Grants or similar forgivable loans should not be overlooked as options for offsetting debt. In addition to high-profile grants launched in response to emergency circumstances (such as the current pandemic), There are many ongoing grants available that apply to almost all industries. These grants can come from national and regional economic development groups, as well as non-profit organizations or other non-governmental industry organizations. As these grants can sometimes be narrowly focused on supporting a specific region and / or industry segment, it is essential to read the fine print on applicability.

4. Manage accounts receivable

A particular focus on collecting unpaid payments owed to your business is essential to ensure a sound financial basis for continued operations. Applying shorter payment terms (for example, 30 days net instead of 90 days net) can provide additional certainty about the state of the company’s finances. While renegotiating payments for established clients may be impractical, it may be possible to consider quick salary discounts or take advantage of a certified debt company willing to provide 85% or more of the amount owed to the client. advance and bear the burden (and risk) of late payments.

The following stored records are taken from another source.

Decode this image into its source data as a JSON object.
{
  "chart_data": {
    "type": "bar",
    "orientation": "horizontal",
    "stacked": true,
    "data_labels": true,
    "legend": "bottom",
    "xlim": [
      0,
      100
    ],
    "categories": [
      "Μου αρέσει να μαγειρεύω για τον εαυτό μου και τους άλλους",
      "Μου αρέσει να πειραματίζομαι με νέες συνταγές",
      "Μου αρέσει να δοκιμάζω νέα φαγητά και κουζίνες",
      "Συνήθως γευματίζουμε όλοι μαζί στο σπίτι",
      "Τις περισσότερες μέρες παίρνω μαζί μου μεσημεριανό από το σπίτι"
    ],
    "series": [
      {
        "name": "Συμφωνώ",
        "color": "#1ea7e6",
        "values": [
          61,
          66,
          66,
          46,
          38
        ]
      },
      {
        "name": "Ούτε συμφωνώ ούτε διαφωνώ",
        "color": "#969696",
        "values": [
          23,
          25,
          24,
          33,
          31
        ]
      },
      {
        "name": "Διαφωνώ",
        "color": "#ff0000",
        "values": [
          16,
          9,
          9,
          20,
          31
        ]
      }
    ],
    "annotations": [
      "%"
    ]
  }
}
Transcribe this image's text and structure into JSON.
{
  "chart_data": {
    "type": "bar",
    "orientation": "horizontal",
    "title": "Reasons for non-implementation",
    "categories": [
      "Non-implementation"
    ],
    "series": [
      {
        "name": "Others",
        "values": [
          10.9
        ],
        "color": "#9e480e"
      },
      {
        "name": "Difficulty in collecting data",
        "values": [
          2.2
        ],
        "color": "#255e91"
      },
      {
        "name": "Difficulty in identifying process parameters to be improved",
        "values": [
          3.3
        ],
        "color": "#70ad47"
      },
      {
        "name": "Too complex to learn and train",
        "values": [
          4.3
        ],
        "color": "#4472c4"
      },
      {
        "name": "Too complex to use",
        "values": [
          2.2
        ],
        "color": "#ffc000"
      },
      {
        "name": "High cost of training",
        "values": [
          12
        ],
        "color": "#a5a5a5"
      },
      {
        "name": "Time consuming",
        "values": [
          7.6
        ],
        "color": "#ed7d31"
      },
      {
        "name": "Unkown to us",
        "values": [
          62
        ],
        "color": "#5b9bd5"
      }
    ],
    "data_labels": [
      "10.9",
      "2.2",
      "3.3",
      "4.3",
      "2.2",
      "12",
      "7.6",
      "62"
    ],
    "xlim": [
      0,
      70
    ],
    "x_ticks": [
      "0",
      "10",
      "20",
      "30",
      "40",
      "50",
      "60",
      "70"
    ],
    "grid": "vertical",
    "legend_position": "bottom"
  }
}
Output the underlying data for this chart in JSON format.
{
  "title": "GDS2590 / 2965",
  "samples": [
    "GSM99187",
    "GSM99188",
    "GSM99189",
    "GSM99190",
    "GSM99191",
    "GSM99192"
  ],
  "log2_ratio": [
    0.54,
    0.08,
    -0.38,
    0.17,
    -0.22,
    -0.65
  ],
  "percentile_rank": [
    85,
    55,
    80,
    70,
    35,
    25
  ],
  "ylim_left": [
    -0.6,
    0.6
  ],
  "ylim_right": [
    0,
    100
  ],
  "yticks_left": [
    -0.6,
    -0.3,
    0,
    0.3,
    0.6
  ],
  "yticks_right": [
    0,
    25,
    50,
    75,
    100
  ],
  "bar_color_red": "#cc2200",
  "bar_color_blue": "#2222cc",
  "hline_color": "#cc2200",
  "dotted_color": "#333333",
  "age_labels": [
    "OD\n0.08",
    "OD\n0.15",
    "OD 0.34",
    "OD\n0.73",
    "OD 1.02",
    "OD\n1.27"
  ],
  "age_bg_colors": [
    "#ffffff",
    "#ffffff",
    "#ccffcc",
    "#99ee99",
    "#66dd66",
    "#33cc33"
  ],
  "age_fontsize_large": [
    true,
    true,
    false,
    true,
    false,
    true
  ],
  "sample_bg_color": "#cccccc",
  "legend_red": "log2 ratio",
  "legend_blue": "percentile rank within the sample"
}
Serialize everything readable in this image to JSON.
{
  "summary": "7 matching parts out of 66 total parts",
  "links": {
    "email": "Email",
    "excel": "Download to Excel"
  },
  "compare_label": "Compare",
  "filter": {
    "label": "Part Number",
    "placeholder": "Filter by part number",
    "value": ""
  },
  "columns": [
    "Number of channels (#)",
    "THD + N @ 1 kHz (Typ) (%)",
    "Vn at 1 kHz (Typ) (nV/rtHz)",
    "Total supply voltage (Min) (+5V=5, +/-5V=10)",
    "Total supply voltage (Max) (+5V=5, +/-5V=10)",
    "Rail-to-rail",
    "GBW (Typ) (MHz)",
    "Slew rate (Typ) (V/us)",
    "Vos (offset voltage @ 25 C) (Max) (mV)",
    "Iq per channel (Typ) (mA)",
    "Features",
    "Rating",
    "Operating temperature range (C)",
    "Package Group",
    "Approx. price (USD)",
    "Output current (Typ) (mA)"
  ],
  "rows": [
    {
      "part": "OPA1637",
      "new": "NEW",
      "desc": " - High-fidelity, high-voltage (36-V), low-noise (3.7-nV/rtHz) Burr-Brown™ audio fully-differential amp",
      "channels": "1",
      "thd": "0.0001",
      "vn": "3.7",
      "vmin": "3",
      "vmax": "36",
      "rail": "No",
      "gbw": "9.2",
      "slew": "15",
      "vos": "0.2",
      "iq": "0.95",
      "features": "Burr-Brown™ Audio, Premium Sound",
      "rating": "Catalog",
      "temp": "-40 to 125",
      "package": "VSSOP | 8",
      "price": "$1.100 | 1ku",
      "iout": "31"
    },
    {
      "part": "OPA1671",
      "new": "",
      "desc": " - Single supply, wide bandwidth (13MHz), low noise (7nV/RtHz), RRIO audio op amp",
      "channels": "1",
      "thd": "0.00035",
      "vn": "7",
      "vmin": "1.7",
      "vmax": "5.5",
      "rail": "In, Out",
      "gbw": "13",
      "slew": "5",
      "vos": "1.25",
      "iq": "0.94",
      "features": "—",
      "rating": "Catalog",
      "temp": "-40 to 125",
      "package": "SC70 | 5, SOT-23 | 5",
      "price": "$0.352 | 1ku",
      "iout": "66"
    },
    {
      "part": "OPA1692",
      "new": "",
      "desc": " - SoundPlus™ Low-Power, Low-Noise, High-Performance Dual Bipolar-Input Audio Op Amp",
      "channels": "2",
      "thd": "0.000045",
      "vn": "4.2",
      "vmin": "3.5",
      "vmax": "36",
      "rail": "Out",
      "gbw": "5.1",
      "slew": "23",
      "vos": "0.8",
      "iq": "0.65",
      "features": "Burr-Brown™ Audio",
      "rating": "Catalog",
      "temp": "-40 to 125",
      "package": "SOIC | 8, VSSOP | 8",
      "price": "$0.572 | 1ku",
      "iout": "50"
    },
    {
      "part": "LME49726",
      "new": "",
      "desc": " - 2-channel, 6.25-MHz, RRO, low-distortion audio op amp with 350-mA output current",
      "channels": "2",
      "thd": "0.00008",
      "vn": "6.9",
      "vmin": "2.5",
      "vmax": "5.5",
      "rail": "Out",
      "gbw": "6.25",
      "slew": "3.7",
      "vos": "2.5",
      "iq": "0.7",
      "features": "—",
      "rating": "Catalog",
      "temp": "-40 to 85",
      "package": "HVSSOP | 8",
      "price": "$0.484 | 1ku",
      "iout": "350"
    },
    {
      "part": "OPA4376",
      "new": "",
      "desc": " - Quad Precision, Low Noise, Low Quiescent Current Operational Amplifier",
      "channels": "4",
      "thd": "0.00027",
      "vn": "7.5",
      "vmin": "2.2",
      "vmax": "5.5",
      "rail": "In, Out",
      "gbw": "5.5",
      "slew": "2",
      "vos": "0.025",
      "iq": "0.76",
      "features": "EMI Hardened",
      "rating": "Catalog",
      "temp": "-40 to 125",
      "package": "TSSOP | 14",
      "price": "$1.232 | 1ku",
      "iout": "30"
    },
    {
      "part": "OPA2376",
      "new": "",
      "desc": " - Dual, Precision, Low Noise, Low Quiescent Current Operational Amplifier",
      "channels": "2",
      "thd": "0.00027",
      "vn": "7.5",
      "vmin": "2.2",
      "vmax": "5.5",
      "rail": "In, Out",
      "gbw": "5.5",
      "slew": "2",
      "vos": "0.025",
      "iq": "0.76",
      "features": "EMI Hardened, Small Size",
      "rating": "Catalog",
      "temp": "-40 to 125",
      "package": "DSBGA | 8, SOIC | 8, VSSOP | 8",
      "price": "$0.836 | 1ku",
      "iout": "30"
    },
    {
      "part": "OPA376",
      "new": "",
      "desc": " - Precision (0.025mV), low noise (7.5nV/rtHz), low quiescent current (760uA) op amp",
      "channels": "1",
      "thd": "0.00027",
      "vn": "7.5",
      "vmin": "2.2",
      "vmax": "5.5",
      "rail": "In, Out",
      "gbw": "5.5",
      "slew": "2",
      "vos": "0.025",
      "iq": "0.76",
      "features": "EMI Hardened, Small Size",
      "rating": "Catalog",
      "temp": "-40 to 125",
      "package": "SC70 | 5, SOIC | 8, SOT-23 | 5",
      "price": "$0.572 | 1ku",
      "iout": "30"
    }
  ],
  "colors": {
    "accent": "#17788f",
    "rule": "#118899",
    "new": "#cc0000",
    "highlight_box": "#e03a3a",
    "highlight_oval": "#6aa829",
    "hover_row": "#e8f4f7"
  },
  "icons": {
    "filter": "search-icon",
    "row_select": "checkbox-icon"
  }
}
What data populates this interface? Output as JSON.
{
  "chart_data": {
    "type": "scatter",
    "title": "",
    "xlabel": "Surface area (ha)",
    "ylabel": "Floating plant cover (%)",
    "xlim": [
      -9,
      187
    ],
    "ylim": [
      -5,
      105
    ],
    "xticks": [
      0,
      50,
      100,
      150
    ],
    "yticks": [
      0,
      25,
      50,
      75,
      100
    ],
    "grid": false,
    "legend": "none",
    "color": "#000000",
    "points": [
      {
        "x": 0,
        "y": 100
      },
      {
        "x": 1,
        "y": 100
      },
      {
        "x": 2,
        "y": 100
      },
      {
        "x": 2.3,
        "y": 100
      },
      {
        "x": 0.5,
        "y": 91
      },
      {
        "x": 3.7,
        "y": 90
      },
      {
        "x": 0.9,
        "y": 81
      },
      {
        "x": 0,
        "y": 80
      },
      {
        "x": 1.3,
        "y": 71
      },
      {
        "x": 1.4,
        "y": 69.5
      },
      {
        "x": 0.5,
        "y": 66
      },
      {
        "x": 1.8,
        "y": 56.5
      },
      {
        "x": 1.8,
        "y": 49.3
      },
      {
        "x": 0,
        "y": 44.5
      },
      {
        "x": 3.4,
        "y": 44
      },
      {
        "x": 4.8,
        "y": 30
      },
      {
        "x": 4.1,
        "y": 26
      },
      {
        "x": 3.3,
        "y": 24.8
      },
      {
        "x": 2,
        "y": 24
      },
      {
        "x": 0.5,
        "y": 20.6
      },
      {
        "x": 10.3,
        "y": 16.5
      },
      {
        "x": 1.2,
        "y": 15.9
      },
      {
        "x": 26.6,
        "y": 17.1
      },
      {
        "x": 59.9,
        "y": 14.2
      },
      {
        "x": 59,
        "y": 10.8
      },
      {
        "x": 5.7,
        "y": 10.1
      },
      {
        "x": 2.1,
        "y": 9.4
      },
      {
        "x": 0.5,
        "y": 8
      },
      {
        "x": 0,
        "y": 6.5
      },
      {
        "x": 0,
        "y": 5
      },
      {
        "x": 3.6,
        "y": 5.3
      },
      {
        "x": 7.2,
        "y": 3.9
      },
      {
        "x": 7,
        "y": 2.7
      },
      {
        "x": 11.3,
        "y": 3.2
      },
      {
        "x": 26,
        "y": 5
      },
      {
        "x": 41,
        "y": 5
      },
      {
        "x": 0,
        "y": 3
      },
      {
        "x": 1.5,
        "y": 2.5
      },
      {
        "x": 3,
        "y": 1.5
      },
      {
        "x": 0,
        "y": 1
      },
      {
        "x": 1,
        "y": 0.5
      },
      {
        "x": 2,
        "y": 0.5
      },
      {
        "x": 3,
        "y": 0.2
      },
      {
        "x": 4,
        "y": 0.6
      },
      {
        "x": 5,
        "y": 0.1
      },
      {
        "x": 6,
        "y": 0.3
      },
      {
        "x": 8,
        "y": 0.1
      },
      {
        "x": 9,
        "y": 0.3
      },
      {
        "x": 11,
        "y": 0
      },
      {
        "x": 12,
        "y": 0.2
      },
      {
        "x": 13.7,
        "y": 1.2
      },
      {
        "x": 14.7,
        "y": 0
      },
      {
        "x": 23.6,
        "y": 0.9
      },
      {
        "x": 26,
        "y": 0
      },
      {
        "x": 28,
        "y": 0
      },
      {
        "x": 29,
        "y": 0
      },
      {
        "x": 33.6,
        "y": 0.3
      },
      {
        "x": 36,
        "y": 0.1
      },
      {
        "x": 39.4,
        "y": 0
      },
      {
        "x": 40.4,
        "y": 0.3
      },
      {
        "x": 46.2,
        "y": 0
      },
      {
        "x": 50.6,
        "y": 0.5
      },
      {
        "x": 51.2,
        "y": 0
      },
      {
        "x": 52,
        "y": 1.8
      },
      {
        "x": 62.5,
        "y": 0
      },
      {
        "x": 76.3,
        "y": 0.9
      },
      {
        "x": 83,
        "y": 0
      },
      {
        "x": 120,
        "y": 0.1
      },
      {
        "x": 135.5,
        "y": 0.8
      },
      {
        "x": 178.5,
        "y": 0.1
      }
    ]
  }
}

Consider the balance between long-term customer retention and your company’s opportunities to ‘pay it forward’ and build loyalty by allowing reasonable flexibility with payment terms for customers who also face challenges in the business. current business environment.

5. Find creative options with your vendors and suppliers

When your business debt is intended to support expansion, inventory, or vendor services, consider entering into deferred payment agreements with these entities. These models may include risk-sharing agreements with payments based on the conclusion of downstream service or product sales. This is something that is rarely taken into account when suggested to my clients, but rethinking and evolving business relationships from a simple supplier to that of a partner or investor can be transformative, often in times of threat. . Entering into such agreements must be done with a clear understanding of the risk and reward, and as much objective legal and financial expertise as is necessary to ensure mutually beneficial outcomes for both parties.

Again, it’s important to understand that debt is a healthy (and necessary) part of the continued operations and growth of any viable business when managed properly. Where debt reduction can strengthen the long-term viability of your business, one or more of the strategies outlined above should be applied to help achieve this outcome.